Mechanically: the zone deploys a read-only TIP403Registry proxy at the same address as Tempo's registry. Zone-side TIP-20 transfers check isAuthorized(policyId, from) and isAuthorized(policyId, to) before executing. The proxy reads the actual policy state from Tempo via TempoState.readTempoStorageSlot(...). If the issuer freezes an address on Tempo, the zone inherits the freeze the next time advanceTempo imports a Tempo block containing the update.

They push the freeze once to Tempo's TIP-403 registry. Every zone automatically inherits the freeze in its next block (after the next advanceTempo). The compliance state is a single shared resource across mainnet and every zone — written once, read everywhere. That is the architectural property that makes "privacy + compliance" a coherent product position for institutions, not an oxymoron.

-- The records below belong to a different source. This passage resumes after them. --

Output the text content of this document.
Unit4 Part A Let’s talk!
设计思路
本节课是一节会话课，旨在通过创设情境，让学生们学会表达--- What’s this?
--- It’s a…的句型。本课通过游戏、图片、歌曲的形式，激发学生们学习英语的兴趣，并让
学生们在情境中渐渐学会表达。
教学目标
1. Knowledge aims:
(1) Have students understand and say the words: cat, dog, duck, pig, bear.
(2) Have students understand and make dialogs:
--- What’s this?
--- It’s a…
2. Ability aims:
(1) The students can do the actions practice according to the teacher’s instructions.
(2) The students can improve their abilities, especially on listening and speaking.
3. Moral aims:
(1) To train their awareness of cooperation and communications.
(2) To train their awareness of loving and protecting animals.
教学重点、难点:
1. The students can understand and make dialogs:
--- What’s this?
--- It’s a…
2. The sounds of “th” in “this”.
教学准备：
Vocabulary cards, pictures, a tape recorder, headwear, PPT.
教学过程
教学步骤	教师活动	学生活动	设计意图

10. The 3-dial framework, refilled

You can now re-read the original tradeoff table with concrete grounding:

A different design (Aztec, Railgun, future Arc) is a different setting of the same dials. The framework is what transfers; the specific design is one instance.

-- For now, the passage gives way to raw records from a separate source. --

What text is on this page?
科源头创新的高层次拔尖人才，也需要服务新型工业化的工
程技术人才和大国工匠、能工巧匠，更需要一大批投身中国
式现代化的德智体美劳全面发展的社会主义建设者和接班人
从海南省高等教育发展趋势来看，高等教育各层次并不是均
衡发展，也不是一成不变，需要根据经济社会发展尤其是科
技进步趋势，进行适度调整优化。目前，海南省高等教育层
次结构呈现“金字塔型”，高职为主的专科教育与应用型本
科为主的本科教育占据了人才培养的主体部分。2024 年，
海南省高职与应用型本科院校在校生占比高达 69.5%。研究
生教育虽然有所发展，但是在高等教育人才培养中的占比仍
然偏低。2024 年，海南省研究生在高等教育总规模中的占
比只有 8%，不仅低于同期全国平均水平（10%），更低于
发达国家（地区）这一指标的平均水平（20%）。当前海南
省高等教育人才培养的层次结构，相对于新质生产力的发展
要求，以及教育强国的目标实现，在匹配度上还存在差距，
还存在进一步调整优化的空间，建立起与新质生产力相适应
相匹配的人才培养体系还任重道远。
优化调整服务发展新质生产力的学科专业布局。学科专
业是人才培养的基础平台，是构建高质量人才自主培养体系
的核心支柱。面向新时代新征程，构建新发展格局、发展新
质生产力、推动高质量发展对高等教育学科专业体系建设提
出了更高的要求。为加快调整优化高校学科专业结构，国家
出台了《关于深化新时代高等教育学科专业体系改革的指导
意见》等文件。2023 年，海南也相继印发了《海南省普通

11. The forward-looking gap

What this lesson doesn't yet cover, because the source isn't public:

• Circle's Arc (announced 2025-08): claims privacy support; design unpublished as of writing.
• Anomaly and other stablecoin-purpose-built chains: position is similar to Tempo's; designs not yet readable at the source level.
• Tempo's production proving backend selection: spec is proof-agnostic; production choice (which ZKVM, or TEE attestation) is forthcoming.

When any of these publish, the 3-dial framework above is what you'll use to read them. That is the lesson's actual durable artifact — not the specific Tempo bytes, which will shift, but the framework for reading any future EVM privacy stack.

Recall

Without scrolling:

1. What does Chaum-Pedersen prove, and why is it cheaper than Groth16 for this use case?
2. Why is AES-GCM a precompile but HKDF is not?
3. The Tempo verifier is abstracted behind IVerifier. What does this enable that a hard-coded prover wouldn't?
4. Why is CREATE disabled on Zones? What property would break without that restriction?
5. Tempo Zones uses Reth as a base. What does the Cargo.toml reveal about the moat-vs-substrate split?

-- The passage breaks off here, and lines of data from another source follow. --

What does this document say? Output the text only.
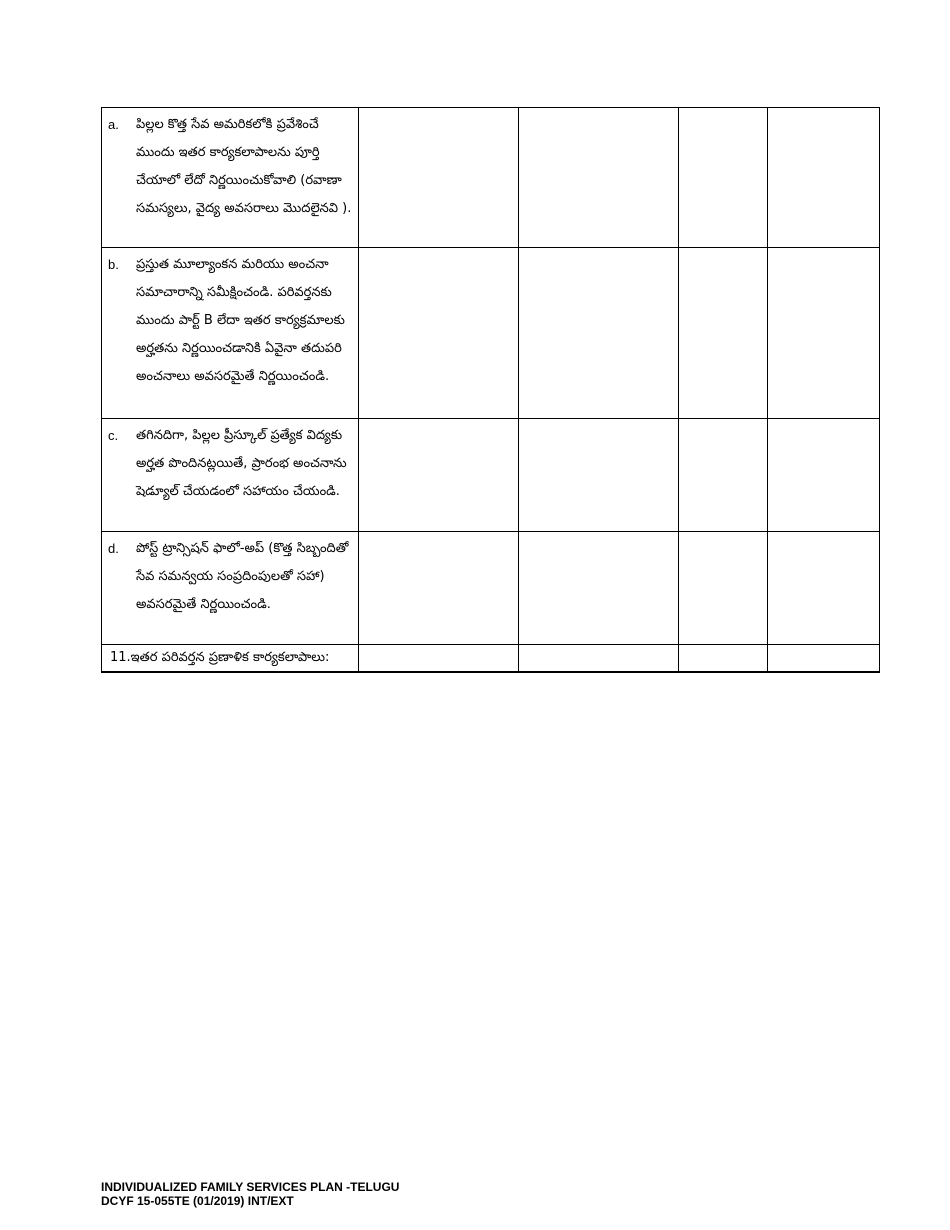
a. పిల్లల కొత్త సేవ అమరికలోకి ప్రవేశించే ముందు ఇతర కార్యకలాపాలను పూర్తి చేయాలో లేదో నిర్ణయించుకోవాలి (రవాణా సమస్యలు, వైద్య అవసరాలు మొదలైనవి ).				

b. ప్రస్తుత మూల్యాంకన మరియు అంచనా సమాచారాన్ని సమీక్షించండి. పరివర్తనకు ముందు పార్ట్ B లేదా ఇతర కార్యక్రమాలకు అర్హతను నిర్ణయించడానికి ఏవైనా తదుపరి అంచనాలు అవసరమైతే నిర్ణయించండి.				

c. తగినదిగా, పిల్లల ప్రీస్కూల్ ప్రత్యేక విద్యకు అర్హత పొందినట్లయితే, ప్రారంభ అంచనాను షెడ్యూల్ చేయడంలో సహాయం చేయండి.				

d. పోస్ట్ ట్రాన్సిషన్ ఫాలో-అప్ (కొత్త సిబ్బందితో సేవ సమన్వయ సంప్రదింపులతో సహా) అవసరమైతే నిర్ణయించండి.				

11.ఇతర పరివర్తన ప్రణాళిక కార్యకలాపాలు:				

INDIVIDUALIZED FAMILY SERVICES PLAN -TELUGU
DCYF 15-055TE (01/2019) INT/EXT
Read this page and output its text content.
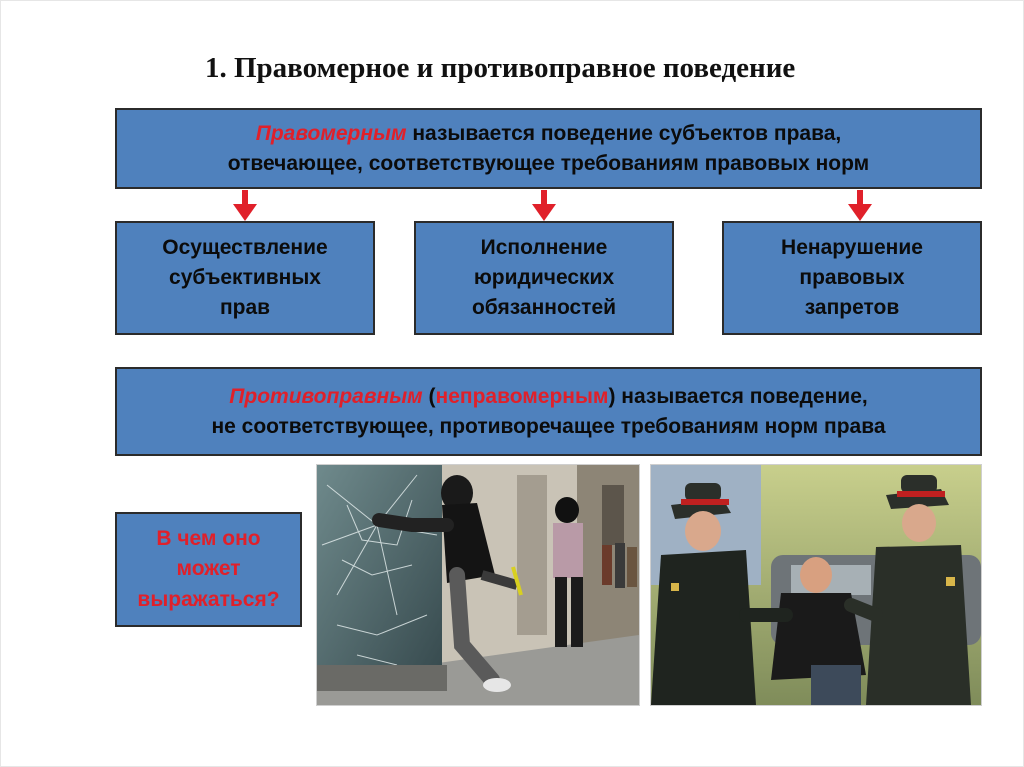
1. Правомерное и противоправное поведение
Правомерным называется поведение субъектов права,
отвечающее, соответствующее требованиям правовых норм
Осуществление
субъективных
прав
Исполнение
юридических
обязанностей
Ненарушение
правовых
запретов
Противоправным (неправомерным) называется поведение,
не соответствующее, противоречащее требованиям норм права
В чем оно
может
выражаться?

If any answer is shaky, re-read the section referenced.

📂 Source repos worth keeping open

• tempoxyz/zones — the case study, especially specs/spec.md and crates/precompiles/src/.
• paradigmxyz/reth — the substrate Tempo Zones forks.
• bluealloy/revm — for the precompile trait machinery the Zones precompiles plug into.
• AztecProtocol/aztec-packages — for the opposite-corner contrast (trustless, full ZK, custom DSL).
• Railgun-Community — for the middle-corner contrast (trustless, SNARKs-in-EVM, standard contracts).

Privacy is one surface of a payment-rail L1; the four category shifts (settlement assurance / fee abstraction / identity hooks / chain-agnostic surface) are covered in Lesson 23 — Payment-rail engineering. Tempo Zones is what surfaces on the diagram once the rail commits to "some payments are confidential by default" — read L13 and L23 as the same stack from two angles.

Summary (3 lines)

• EVM privacy approaches: off-chain / sub-chain (Aztec) / zone-based (Tempo). Each makes different trade-off.
• Tempo Zones = encrypted state regions + threshold decryption + zkSNARK proof. Production-aimed at stablecoin payments + supply chain.
• Aztec ships today; Tempo ETA 2026. Future: FHE for universal privacy.